My lower chakras, which I intentionally shut down many years ago, are awakening. I apologize for it happening on screen. When I began reciting the poem from so long ago, I had forgotten how it ended. You all had the not-so-wondrous opportunity of seeing me clear out sorrow right there in front of you.
I was married twice in this lifetime - both were very unusual marriages - and then I met my son's father and we never intended to marry, and didn't. And as soon as my son was conceived, I began shutting down the lower chakras and went through menopause so early that my own doctor did not believe me. Then when my mother died of ovarian cancer and I saw what she went through and how LONG it took, I insisted on a hysterectomy. So I am "spayed." LOL
The poem was true, I actually DID fall in love at the age of three with a skinny accordion player I saw on TV!!! I used to kiss the tv screen whenever he appeared and I adored him. It was on the Lawrence Welk show, anybody here remember that? And then I kept falling in love with people who didn't love me, and that was awful, so once I had my son I thought I was done with it. I decided not to fall in love anymore. And that was what came up when I recited that poem on-screen, I realized that I had made that decision, and it didn't resonate with what I am feeling at these wonderful LOVE parties. Especially now that I am aware of it.

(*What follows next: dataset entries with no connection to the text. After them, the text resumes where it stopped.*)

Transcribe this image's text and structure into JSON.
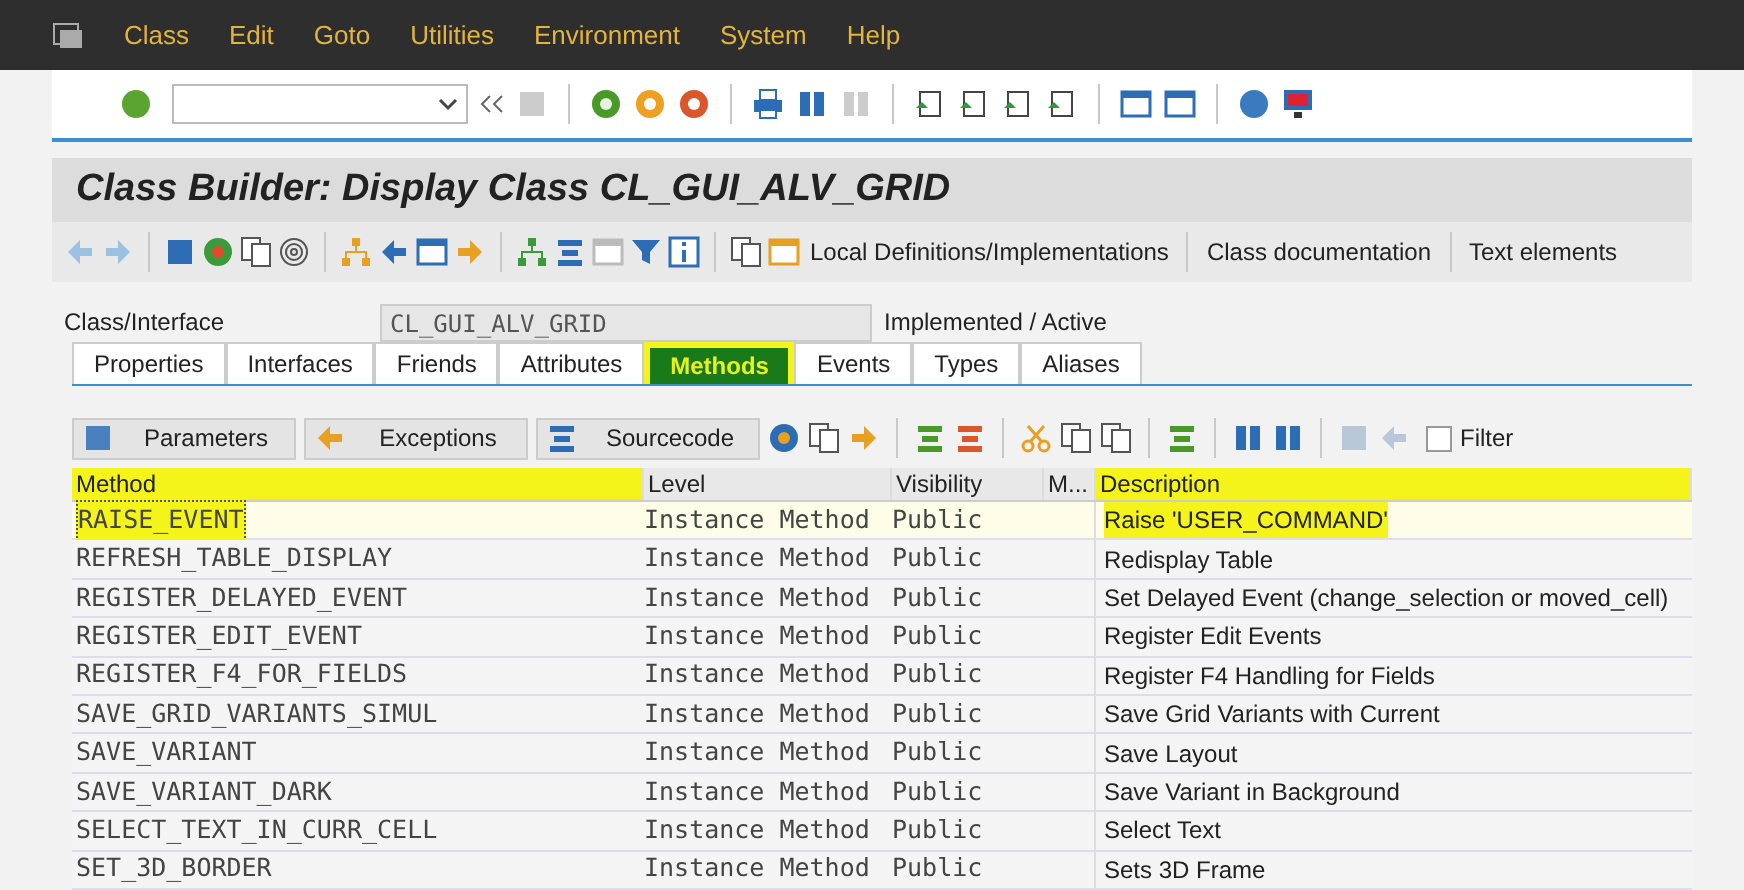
{
  "menu_bar": {
    "items": [
      "Class",
      "Edit",
      "Goto",
      "Utilities",
      "Environment",
      "System",
      "Help"
    ]
  },
  "title": "Class Builder: Display Class CL_GUI_ALV_GRID",
  "app_toolbar": {
    "buttons": [
      "Local Definitions/Implementations",
      "Class documentation",
      "Text elements"
    ]
  },
  "header": {
    "label": "Class/Interface",
    "value": "CL_GUI_ALV_GRID",
    "status": "Implemented / Active"
  },
  "tabs": [
    {
      "label": "Properties",
      "selected": false,
      "highlighted": false
    },
    {
      "label": "Interfaces",
      "selected": false,
      "highlighted": false
    },
    {
      "label": "Friends",
      "selected": false,
      "highlighted": false
    },
    {
      "label": "Attributes",
      "selected": false,
      "highlighted": false
    },
    {
      "label": "Methods",
      "selected": true,
      "highlighted": true
    },
    {
      "label": "Events",
      "selected": false,
      "highlighted": false
    },
    {
      "label": "Types",
      "selected": false,
      "highlighted": false
    },
    {
      "label": "Aliases",
      "selected": false,
      "highlighted": false
    }
  ],
  "method_toolbar": {
    "buttons": [
      "Parameters",
      "Exceptions",
      "Sourcecode"
    ],
    "filter": {
      "label": "Filter",
      "checked": false
    }
  },
  "table": {
    "columns": [
      {
        "label": "Method",
        "highlighted": true
      },
      {
        "label": "Level",
        "highlighted": false
      },
      {
        "label": "Visibility",
        "highlighted": false
      },
      {
        "label": "M...",
        "highlighted": false
      },
      {
        "label": "Description",
        "highlighted": true
      }
    ],
    "rows": [
      {
        "method": "RAISE_EVENT",
        "level": "Instance Method",
        "visibility": "Public",
        "description": "Raise 'USER_COMMAND'",
        "selected": true,
        "highlighted": true
      },
      {
        "method": "REFRESH_TABLE_DISPLAY",
        "level": "Instance Method",
        "visibility": "Public",
        "description": "Redisplay Table",
        "selected": false,
        "highlighted": false
      },
      {
        "method": "REGISTER_DELAYED_EVENT",
        "level": "Instance Method",
        "visibility": "Public",
        "description": "Set Delayed Event (change_selection or moved_cell)",
        "selected": false,
        "highlighted": false
      },
      {
        "method": "REGISTER_EDIT_EVENT",
        "level": "Instance Method",
        "visibility": "Public",
        "description": "Register Edit Events",
        "selected": false,
        "highlighted": false
      },
      {
        "method": "REGISTER_F4_FOR_FIELDS",
        "level": "Instance Method",
        "visibility": "Public",
        "description": "Register F4 Handling for Fields",
        "selected": false,
        "highlighted": false
      },
      {
        "method": "SAVE_GRID_VARIANTS_SIMUL",
        "level": "Instance Method",
        "visibility": "Public",
        "description": "Save Grid Variants with Current",
        "selected": false,
        "highlighted": false
      },
      {
        "method": "SAVE_VARIANT",
        "level": "Instance Method",
        "visibility": "Public",
        "description": "Save Layout",
        "selected": false,
        "highlighted": false
      },
      {
        "method": "SAVE_VARIANT_DARK",
        "level": "Instance Method",
        "visibility": "Public",
        "description": "Save Variant in Background",
        "selected": false,
        "highlighted": false
      },
      {
        "method": "SELECT_TEXT_IN_CURR_CELL",
        "level": "Instance Method",
        "visibility": "Public",
        "description": "Select Text",
        "selected": false,
        "highlighted": false
      },
      {
        "method": "SET_3D_BORDER",
        "level": "Instance Method",
        "visibility": "Public",
        "description": "Sets 3D Frame",
        "selected": false,
        "highlighted": false
      }
    ]
  }
}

I AM, of course, in LOVE with you all now, but so longing to be with my twin flame! I am mourning whatever I did that has kept us apart for so long and I am crying. I thought I saw him, I thought we were communicating telepathically, and then I remembered that poem and realized what I had done. I had decided at a very young age not to "fall in love" anymore. I think I was about thirteen at the time. I didn't mean not to LOVE, but that man-woman thing was just too intense.